A person(80T) in my(21F) life is at the end of their ropes and there’s no telling when they’ll be gone. I’m biologically related to them and while not being my parent, raised me my entire life. They’re a textbook narcissist and what’s effected me the most from them is their need to seek and start drama, emotional and verbal abuse towards me then immediately turning around to comfort me, and their undelet with trauma and unwillingness to get help. I have very mixed emotions right now. I love them as a family member but I don’t love them as a person and it feels wrong. I don’t think I’m mourning them, but a life lost and the hell that comes with their death. I feel pity for them but at the same time I don’t, because I don’t know if this is just another one of them twisting the doctors words and making it sound worse than it is. They’ve done a lot to harm me, but they’ve done a lot that’s helped me. I’ve had good times with them but the bad has been really outweighing the good.

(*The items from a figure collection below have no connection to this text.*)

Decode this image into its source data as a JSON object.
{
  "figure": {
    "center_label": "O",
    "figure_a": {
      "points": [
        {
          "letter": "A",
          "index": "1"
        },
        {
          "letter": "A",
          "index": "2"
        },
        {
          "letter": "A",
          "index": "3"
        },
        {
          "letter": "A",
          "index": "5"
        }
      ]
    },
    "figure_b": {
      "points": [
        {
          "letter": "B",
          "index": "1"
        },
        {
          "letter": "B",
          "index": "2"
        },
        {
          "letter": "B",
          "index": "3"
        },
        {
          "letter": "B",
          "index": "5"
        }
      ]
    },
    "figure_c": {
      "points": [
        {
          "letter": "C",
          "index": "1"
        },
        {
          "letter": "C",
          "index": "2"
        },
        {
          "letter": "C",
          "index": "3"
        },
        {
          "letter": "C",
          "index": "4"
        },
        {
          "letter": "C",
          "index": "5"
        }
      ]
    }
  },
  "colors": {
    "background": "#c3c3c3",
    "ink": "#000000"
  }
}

TL;DR I’m looking for advice on mourning and getting these feelings straight from anyone else who can relate to this, Any end of the life things to do/say, along with any advice on how to handle the passing.

2 comments
  1. There is no way to make this easy, but I can tell you two things that might help. First of all, it has been shown that mourning a difficult relationship is harder than mourning a good one. While the loss of someone wonderful in your life hurts a whole lot, humans are adapted to mourn and grieve and get through it, and a healthy relationship tends to go through a healthy grief process and then people treasure those memories, and it never fully stops hurting, but it is a simpler process. With a difficult relationship, the more mixed emotions make it harder, which is exactly what you describe. While you are already feeling this, sometimes people feel a bit better knowing that what they are going through is normal.

    Second, let yourself feel whatever you feel. Let it change as it changes. Maybe often and quickly, back and forth in that swirl of mixed emotions. You can accept all of the mixed feelings as part of your response. There is no right or wrong way to feel. And, in time, it will get easier. Time is the only thing that truly helps with grief.

  2. This is your grandma? Your grandma raised you and you’re having some discomfort with them?